1 files changed, 17 insertions, 0 deletions
diff --git a/docs/01_library.dox b/docs/01_library.dox
index 20d057c2c9..e3f673df82 100644
--- a/docs/01_library.dox
+++ b/docs/01_library.dox
@@ -366,5 +366,22 @@ mm->finalize();                // Finalize memory manager (Object lifetime check
 conv1.run();
 conv2.run();
 @endcode
+
+@section S4_8_opencl_tuner OpenCL Tuner
+
+OpenCL kernels when dispatched to the GPU take two arguments:
+- The Global Workgroup Size (GWS): That's the number of times to run an OpenCL kernel to process all the elements we want to process.
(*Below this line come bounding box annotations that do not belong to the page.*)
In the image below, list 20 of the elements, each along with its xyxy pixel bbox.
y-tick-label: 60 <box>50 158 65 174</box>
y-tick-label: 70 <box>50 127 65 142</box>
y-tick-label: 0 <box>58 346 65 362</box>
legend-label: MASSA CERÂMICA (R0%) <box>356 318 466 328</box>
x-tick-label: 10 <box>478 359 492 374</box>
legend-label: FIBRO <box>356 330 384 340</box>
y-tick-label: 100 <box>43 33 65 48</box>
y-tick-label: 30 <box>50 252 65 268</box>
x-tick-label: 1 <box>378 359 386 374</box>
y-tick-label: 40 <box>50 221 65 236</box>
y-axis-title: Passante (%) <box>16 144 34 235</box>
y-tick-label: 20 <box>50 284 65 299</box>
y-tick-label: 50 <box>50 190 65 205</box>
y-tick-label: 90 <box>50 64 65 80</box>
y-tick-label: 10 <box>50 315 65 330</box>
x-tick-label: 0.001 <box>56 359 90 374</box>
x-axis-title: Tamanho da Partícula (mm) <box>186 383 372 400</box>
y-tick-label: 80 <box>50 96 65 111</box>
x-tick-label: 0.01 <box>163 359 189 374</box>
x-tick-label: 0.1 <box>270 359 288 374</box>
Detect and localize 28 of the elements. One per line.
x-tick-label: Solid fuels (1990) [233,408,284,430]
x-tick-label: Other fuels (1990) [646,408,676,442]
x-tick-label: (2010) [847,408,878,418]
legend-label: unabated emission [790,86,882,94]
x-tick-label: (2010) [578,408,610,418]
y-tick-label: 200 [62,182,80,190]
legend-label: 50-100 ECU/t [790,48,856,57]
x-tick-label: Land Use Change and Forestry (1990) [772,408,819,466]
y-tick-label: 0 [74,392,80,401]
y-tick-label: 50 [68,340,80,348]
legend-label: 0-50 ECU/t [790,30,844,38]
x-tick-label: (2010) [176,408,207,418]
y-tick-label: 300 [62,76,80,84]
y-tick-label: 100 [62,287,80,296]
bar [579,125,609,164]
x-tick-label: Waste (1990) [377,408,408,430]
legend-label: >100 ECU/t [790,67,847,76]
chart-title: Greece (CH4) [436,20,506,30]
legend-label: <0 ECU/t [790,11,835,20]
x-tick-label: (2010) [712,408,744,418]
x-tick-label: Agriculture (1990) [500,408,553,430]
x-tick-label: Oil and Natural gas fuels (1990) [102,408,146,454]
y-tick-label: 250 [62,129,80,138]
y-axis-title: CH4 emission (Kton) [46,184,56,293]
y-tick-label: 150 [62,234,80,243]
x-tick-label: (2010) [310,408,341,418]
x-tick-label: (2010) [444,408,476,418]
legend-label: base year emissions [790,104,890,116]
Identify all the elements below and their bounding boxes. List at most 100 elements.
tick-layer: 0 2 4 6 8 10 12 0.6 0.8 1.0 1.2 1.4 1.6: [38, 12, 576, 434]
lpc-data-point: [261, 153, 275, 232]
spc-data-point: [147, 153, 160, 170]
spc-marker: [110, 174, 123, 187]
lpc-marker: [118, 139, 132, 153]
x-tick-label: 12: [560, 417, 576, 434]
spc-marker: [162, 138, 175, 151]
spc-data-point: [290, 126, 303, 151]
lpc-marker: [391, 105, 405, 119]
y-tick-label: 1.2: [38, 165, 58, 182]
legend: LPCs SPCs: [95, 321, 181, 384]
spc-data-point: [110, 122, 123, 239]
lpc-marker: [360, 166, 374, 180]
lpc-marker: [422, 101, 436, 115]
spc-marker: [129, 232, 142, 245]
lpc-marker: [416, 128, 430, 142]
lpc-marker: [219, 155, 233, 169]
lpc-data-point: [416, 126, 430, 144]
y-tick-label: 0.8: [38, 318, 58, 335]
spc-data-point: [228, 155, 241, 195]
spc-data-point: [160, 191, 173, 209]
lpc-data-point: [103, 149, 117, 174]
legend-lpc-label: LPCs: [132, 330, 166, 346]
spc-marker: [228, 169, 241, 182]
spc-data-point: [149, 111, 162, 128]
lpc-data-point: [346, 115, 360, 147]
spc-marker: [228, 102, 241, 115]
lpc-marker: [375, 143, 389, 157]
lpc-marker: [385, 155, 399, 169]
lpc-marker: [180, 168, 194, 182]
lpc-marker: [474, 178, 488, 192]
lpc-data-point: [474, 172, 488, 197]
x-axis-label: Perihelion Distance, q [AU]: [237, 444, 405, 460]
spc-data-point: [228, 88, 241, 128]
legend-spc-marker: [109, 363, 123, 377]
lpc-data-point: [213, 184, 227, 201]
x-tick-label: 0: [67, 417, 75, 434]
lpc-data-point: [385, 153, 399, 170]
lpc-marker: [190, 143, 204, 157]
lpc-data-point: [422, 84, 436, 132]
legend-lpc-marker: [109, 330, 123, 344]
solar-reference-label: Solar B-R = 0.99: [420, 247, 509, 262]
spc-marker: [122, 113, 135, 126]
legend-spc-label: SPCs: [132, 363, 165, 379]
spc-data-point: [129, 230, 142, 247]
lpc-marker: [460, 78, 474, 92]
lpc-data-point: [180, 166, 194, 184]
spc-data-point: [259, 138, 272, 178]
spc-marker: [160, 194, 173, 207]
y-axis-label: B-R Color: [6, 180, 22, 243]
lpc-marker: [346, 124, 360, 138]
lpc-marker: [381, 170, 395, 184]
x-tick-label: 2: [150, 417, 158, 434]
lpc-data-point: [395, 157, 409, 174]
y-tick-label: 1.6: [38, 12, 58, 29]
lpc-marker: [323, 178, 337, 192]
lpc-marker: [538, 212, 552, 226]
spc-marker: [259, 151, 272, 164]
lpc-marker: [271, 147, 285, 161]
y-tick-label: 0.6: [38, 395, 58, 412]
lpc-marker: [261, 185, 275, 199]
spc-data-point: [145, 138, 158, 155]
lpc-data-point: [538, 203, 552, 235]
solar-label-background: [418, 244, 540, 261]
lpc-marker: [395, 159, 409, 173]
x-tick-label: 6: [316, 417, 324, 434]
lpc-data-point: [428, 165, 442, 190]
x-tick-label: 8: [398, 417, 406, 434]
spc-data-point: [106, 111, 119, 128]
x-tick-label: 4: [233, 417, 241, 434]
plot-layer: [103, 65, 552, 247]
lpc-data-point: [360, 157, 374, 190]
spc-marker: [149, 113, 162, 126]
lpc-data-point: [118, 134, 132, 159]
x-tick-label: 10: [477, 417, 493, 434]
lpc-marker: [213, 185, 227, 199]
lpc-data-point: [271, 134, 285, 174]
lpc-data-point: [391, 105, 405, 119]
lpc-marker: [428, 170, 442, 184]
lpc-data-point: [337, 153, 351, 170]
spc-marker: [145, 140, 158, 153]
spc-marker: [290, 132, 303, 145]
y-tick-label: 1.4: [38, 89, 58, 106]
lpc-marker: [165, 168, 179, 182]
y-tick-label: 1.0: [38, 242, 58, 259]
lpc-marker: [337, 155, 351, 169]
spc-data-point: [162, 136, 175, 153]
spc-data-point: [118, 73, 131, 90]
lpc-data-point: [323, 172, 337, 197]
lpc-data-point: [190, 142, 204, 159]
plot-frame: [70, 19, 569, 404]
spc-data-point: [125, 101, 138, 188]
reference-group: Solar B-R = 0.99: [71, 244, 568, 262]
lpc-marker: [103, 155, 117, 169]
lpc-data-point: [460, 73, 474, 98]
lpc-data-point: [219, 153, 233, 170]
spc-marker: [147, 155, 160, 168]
+- The Local Workgroup Size (LWS): That's the number of elements we want to run in parallel on a GPU core at a given point in time.
+
+The LWS can be required by an algorithm (For example if it contains memory barriers or uses local memory) but it can also be used for performance reasons to tweak the performance of a kernel: the execution time of the overall kernel might vary significantly depending on how the GWS is broken down.
+
+However, there is no universal rule regarding which LWS is best for a given kernel, so instead we created the @ref CLTuner.
+
+When the @ref CLTuner is enabled ( Target = 2 for the graph examples), the first time an OpenCL kernel is executed the Compute Library will try to run it with a variety of LWS values and will remember which one performed best for subsequent runs. At the end of the run the @ref graph::Graph will try to save these tuning parameters to a file.
+
+However this process takes quite a lot of time, which is why it cannot be enabled all the time.
+
+But, when the @ref CLTuner is disabled ( Target = 1 for the graph examples), the @ref graph::Graph will try to reload the file containing the tuning parameters, then for each executed kernel the Compute Library will use the fine tuned LWS if it was present in the file or use a default LWS value if it's not.
+
 */
 } // namespace arm_compute